KR20100079602A - Method and apparatus for determining nuclide in nuclear material composed of only one nuclide, and for determining nuclide composition ratio in nuclear material composed of several nuclides - Google Patents

Abstract

The present invention calculates the multiplier distribution from neutrons released during nuclear fission, and compares it with the reference distribution to determine the nuclide of a single nuclide nuclide or to determine the nuclide component ratio of a multinuclear nucleus. A method and an apparatus for determining each are provided.

Description

METHOD AND APPARATUS FOR DETERMINING NUCLIDE IN NUCLEAR MATERIAL COMPOSED OF ONLY NUCLIDE, AND FOR DETERMINING NUCLIDE COMPOSITION RATIO IN NUCLEAR MATERIAL COMPOSED OF SEVERAL NUCLIDES}

The present invention relates to a method and apparatus for determining nuclide species of neutron generators (also called 'sources') or determining component ratios between nuclides in the case of multinuclides by measuring neutrons emitted during nuclear fission of nuclear material.
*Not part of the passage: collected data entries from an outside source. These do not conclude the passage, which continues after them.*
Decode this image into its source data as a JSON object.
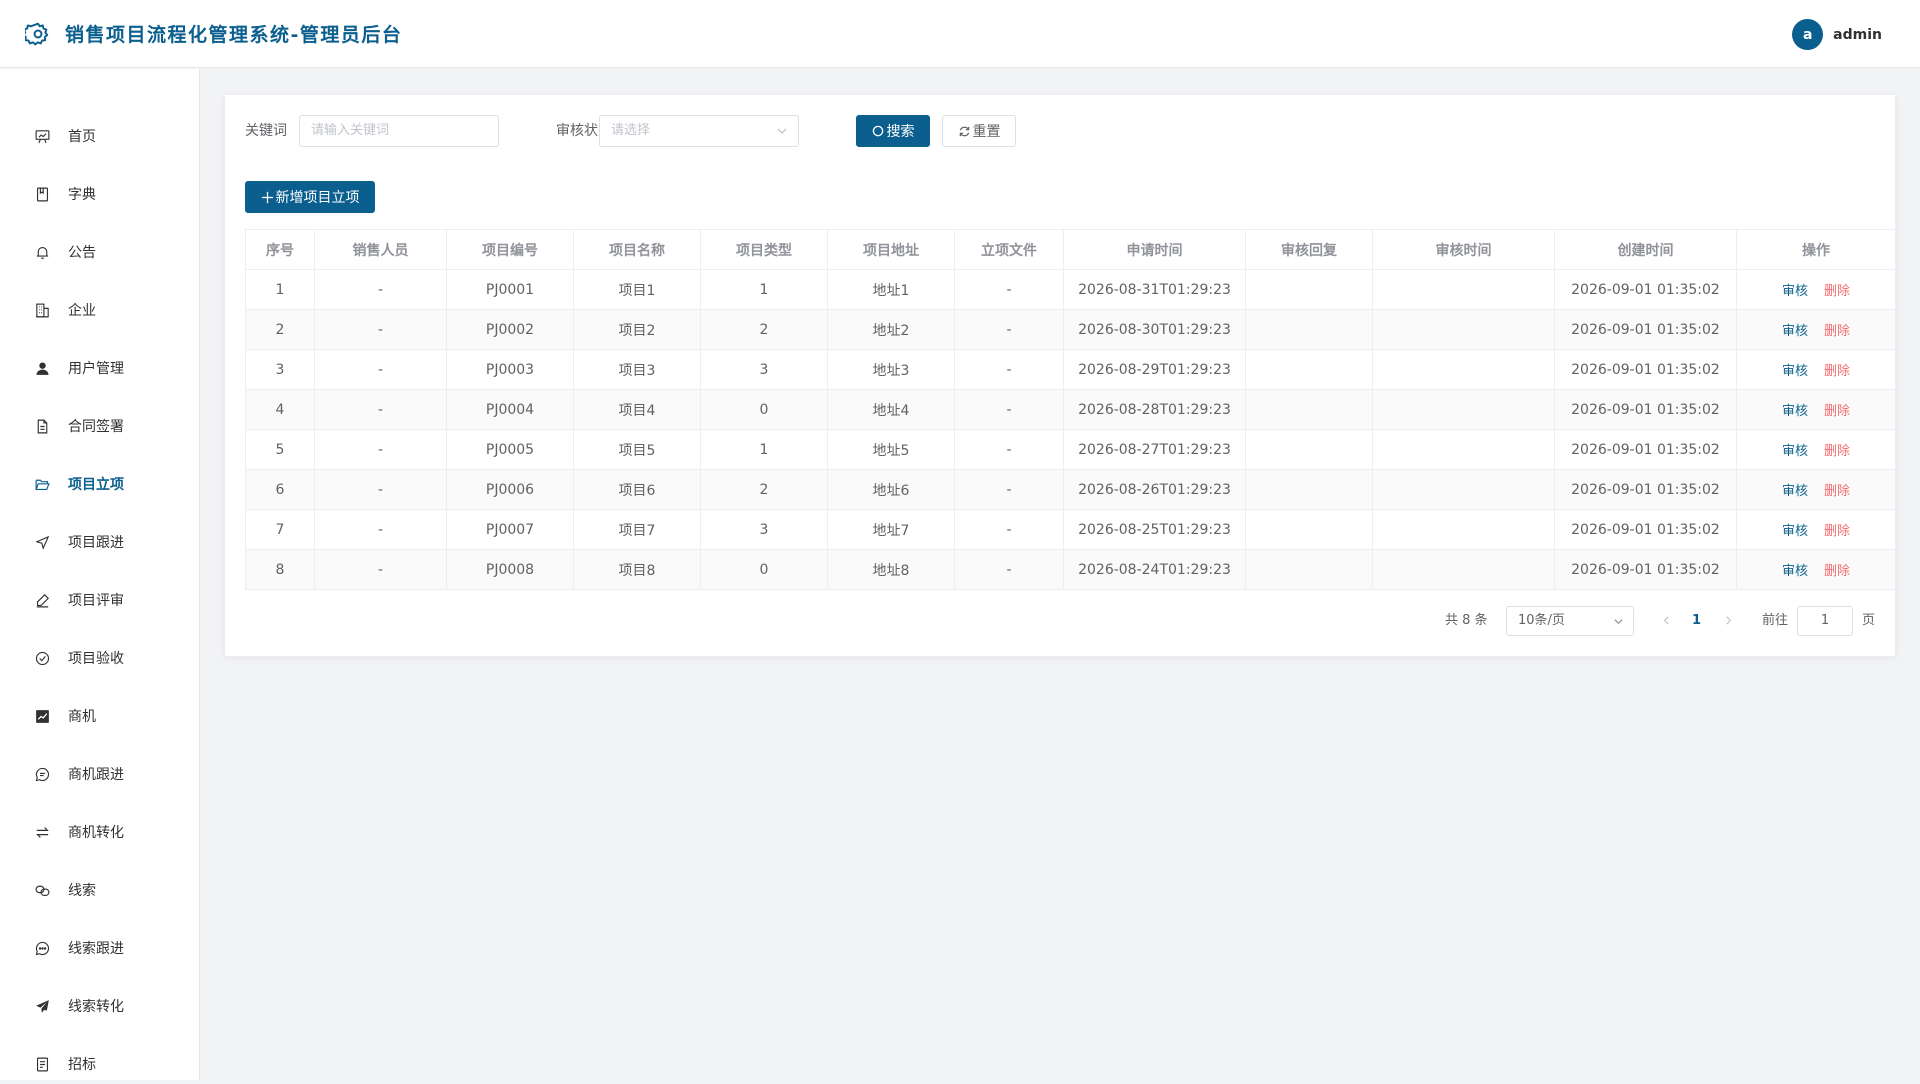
{
  "header": {
    "title": "销售项目流程化管理系统-管理员后台",
    "avatar_letter": "a",
    "username": "admin"
  },
  "sidebar": {
    "active": "项目立项",
    "items": [
      {
        "label": "首页",
        "icon": "chart-board-icon"
      },
      {
        "label": "字典",
        "icon": "book-icon"
      },
      {
        "label": "公告",
        "icon": "bell-icon"
      },
      {
        "label": "企业",
        "icon": "office-building-icon"
      },
      {
        "label": "用户管理",
        "icon": "user-icon"
      },
      {
        "label": "合同签署",
        "icon": "document-icon"
      },
      {
        "label": "项目立项",
        "icon": "folder-open-icon"
      },
      {
        "label": "项目跟进",
        "icon": "position-arrow-icon"
      },
      {
        "label": "项目评审",
        "icon": "edit-pen-icon"
      },
      {
        "label": "项目验收",
        "icon": "circle-check-icon"
      },
      {
        "label": "商机",
        "icon": "data-line-icon"
      },
      {
        "label": "商机跟进",
        "icon": "chat-line-icon"
      },
      {
        "label": "商机转化",
        "icon": "switch-icon"
      },
      {
        "label": "线索",
        "icon": "link-icon"
      },
      {
        "label": "线索跟进",
        "icon": "chat-dots-icon"
      },
      {
        "label": "线索转化",
        "icon": "send-icon"
      },
      {
        "label": "招标",
        "icon": "tickets-icon"
      }
    ]
  },
  "search": {
    "keyword_label": "关键词",
    "keyword_placeholder": "请输入关键词",
    "status_label": "审核状态",
    "status_placeholder": "请选择",
    "search_button": "搜索",
    "reset_button": "重置"
  },
  "add_button": "新增项目立项",
  "table": {
    "columns": [
      "序号",
      "销售人员",
      "项目编号",
      "项目名称",
      "项目类型",
      "项目地址",
      "立项文件",
      "申请时间",
      "审核回复",
      "审核时间",
      "创建时间",
      "操作"
    ],
    "rows": [
      [
        "1",
        "-",
        "PJ0001",
        "项目1",
        "1",
        "地址1",
        "-",
        "2026-08-31T01:29:23",
        "",
        "",
        "2026-09-01 01:35:02"
      ],
      [
        "2",
        "-",
        "PJ0002",
        "项目2",
        "2",
        "地址2",
        "-",
        "2026-08-30T01:29:23",
        "",
        "",
        "2026-09-01 01:35:02"
      ],
      [
        "3",
        "-",
        "PJ0003",
        "项目3",
        "3",
        "地址3",
        "-",
        "2026-08-29T01:29:23",
        "",
        "",
        "2026-09-01 01:35:02"
      ],
      [
        "4",
        "-",
        "PJ0004",
        "项目4",
        "0",
        "地址4",
        "-",
        "2026-08-28T01:29:23",
        "",
        "",
        "2026-09-01 01:35:02"
      ],
      [
        "5",
        "-",
        "PJ0005",
        "项目5",
        "1",
        "地址5",
        "-",
        "2026-08-27T01:29:23",
        "",
        "",
        "2026-09-01 01:35:02"
      ],
      [
        "6",
        "-",
        "PJ0006",
        "项目6",
        "2",
        "地址6",
        "-",
        "2026-08-26T01:29:23",
        "",
        "",
        "2026-09-01 01:35:02"
      ],
      [
        "7",
        "-",
        "PJ0007",
        "项目7",
        "3",
        "地址7",
        "-",
        "2026-08-25T01:29:23",
        "",
        "",
        "2026-09-01 01:35:02"
      ],
      [
        "8",
        "-",
        "PJ0008",
        "项目8",
        "0",
        "地址8",
        "-",
        "2026-08-24T01:29:23",
        "",
        "",
        "2026-09-01 01:35:02"
      ]
    ],
    "actions": {
      "audit": "审核",
      "delete": "删除"
    }
  },
  "pagination": {
    "total_text": "共 8 条",
    "page_size": "10条/页",
    "current_page": "1",
    "goto_label": "前往",
    "goto_value": "1",
    "page_suffix": "页"
  },
  "colors": {
    "primary": "#0b5f8f",
    "danger": "#f56c6c",
    "background": "#f2f3f5"
  }
}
In general, after a natural nuclear fuel such as uranium reacts in a technically controlled state to generate energy (nuclear power generation), not only uranium but also plutonium and the like are present in combination, which is called spent fuel. Among the spent fuels, uranium and plutonium are classified as Special Nuclear Material (SNM), reported to and managed by the International Atomic Energy Agency.

For such reporting or process-specific management during nuclear power generation, it is necessary to know the existence of a particular nuclide in the fuel or to determine the composition of the nuclide.

Nuclear fuel samples may be obtained and subjected to chemical tests to determine the nuclide or determine the composition ratio. However, this method has a problem that requires a lot of time for analysis.

Other non-destructive methods include measuring gamma rays or detecting neutrons to determine gastric nuclides.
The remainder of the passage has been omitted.